Much has been said about the economic hollowing out of the middle class. One might say the same about the Mainstream Voter Class.
Over the last 25 years, unaffiliated voters and ticket-splitting Democrats and Republicans have given the country divided government. Our national elections have been fluid. Neither side has dominated for long. President Obama enjoyed Democratic control of the Senate and House in only the first two years of his first term. Since 2010, he has had to work with majority Republican leaders in the House, and since 2014, in the Senate as well.
Utah did not follow suit in such bipartisanship. During this same period, the vast majority of Utahns has been faithful to the GOP. Nothing the Democrats have tried has loosened the GOP’s seemingly unbreakable hold on Utahns, especially LDS voters. We don’t have to go to yesteryear, however, to find when this wasn’t the case. Just a generation ago, Utah had a vibrant two-party system. Two popular Democrats, Calvin Rampton and Scott Matheson, Sr., served as governors back to back for 20 years, from 1964 to 1984. That’s only 30 years ago. Democrat Frank Moss served as U.S. Senator from 1964 until 1976. Other Democrats have kept the flame alive through the years: Wayne Owens served as a Congressman from Utah until 1993, and Jim Matheson served from 2001 until 2015. Utahns have been willing to listen to reasonable center-based Democrats.

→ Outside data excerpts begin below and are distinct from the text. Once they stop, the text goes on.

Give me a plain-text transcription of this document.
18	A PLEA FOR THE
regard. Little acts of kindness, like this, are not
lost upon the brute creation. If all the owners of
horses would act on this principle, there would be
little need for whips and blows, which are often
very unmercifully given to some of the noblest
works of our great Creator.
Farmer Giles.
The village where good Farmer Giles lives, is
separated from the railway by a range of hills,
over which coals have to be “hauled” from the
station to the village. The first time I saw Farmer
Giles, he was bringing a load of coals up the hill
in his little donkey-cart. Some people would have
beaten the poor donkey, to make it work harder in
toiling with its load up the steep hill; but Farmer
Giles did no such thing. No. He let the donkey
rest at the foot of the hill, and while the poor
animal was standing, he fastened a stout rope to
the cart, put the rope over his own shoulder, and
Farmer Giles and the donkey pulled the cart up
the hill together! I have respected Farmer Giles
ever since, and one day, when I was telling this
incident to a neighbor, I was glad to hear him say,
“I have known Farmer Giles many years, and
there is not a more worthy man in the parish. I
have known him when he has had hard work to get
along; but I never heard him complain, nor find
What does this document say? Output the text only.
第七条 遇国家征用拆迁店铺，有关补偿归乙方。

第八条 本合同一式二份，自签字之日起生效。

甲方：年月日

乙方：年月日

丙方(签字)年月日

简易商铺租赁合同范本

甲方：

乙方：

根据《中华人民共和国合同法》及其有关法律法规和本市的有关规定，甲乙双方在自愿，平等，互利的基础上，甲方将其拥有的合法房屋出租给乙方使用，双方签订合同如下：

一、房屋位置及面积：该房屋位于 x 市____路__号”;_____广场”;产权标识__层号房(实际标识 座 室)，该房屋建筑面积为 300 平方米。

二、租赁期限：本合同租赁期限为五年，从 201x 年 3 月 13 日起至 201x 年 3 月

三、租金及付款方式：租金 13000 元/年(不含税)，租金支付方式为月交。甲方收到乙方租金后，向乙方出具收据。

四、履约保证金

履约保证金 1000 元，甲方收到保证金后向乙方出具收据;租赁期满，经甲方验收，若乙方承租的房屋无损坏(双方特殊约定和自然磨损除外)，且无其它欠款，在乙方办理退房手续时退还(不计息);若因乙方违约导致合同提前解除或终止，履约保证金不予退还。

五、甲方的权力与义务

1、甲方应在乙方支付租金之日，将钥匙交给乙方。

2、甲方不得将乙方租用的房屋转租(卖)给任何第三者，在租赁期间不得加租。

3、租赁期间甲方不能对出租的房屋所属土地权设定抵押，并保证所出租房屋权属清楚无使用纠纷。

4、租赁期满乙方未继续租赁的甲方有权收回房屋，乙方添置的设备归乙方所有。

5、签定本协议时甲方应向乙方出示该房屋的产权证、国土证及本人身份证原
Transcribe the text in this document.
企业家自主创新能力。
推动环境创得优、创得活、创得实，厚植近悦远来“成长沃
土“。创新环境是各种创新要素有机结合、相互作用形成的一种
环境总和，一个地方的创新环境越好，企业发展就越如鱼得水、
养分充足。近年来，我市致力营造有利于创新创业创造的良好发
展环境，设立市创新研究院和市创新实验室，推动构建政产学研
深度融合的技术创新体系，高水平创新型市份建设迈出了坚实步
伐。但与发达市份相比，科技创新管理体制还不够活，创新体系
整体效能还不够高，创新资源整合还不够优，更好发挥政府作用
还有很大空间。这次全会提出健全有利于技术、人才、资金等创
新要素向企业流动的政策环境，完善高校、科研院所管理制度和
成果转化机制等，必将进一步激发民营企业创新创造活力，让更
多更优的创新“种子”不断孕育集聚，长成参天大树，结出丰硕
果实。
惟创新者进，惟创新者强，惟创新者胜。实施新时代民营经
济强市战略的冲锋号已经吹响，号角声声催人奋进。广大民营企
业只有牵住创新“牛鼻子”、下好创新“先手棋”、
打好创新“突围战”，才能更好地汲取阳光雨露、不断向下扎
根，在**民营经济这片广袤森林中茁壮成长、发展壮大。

Still, nothing has dislodged Utah’s Republican faithful … until recently. Two major causes have brought that on. In recent years, the Utah GOP has witnessed increasing schisms between mainstream Republicans, including most elected office-holders, on the one hand, and the ultra-conservative, libertarian wing of the party on the other hand. The former have the influence, money and incumbency in many local, state and national offices. But the inside party people control the conventions, the central committee and other party organs. Chairman James Evans has cast his lot firmly with the latter. Over the bitter opposition of the ultra-conservative wing, the Count My Vote Initiative got the law changed to allow a candidate to get on the ballot through the traditional convention route or by getting signatures and going to the ballot directly. Candidates can pursue both routes, as well. The party, its officers and central committee fought Count My Vote bitterly. However, Count My Vote is the law.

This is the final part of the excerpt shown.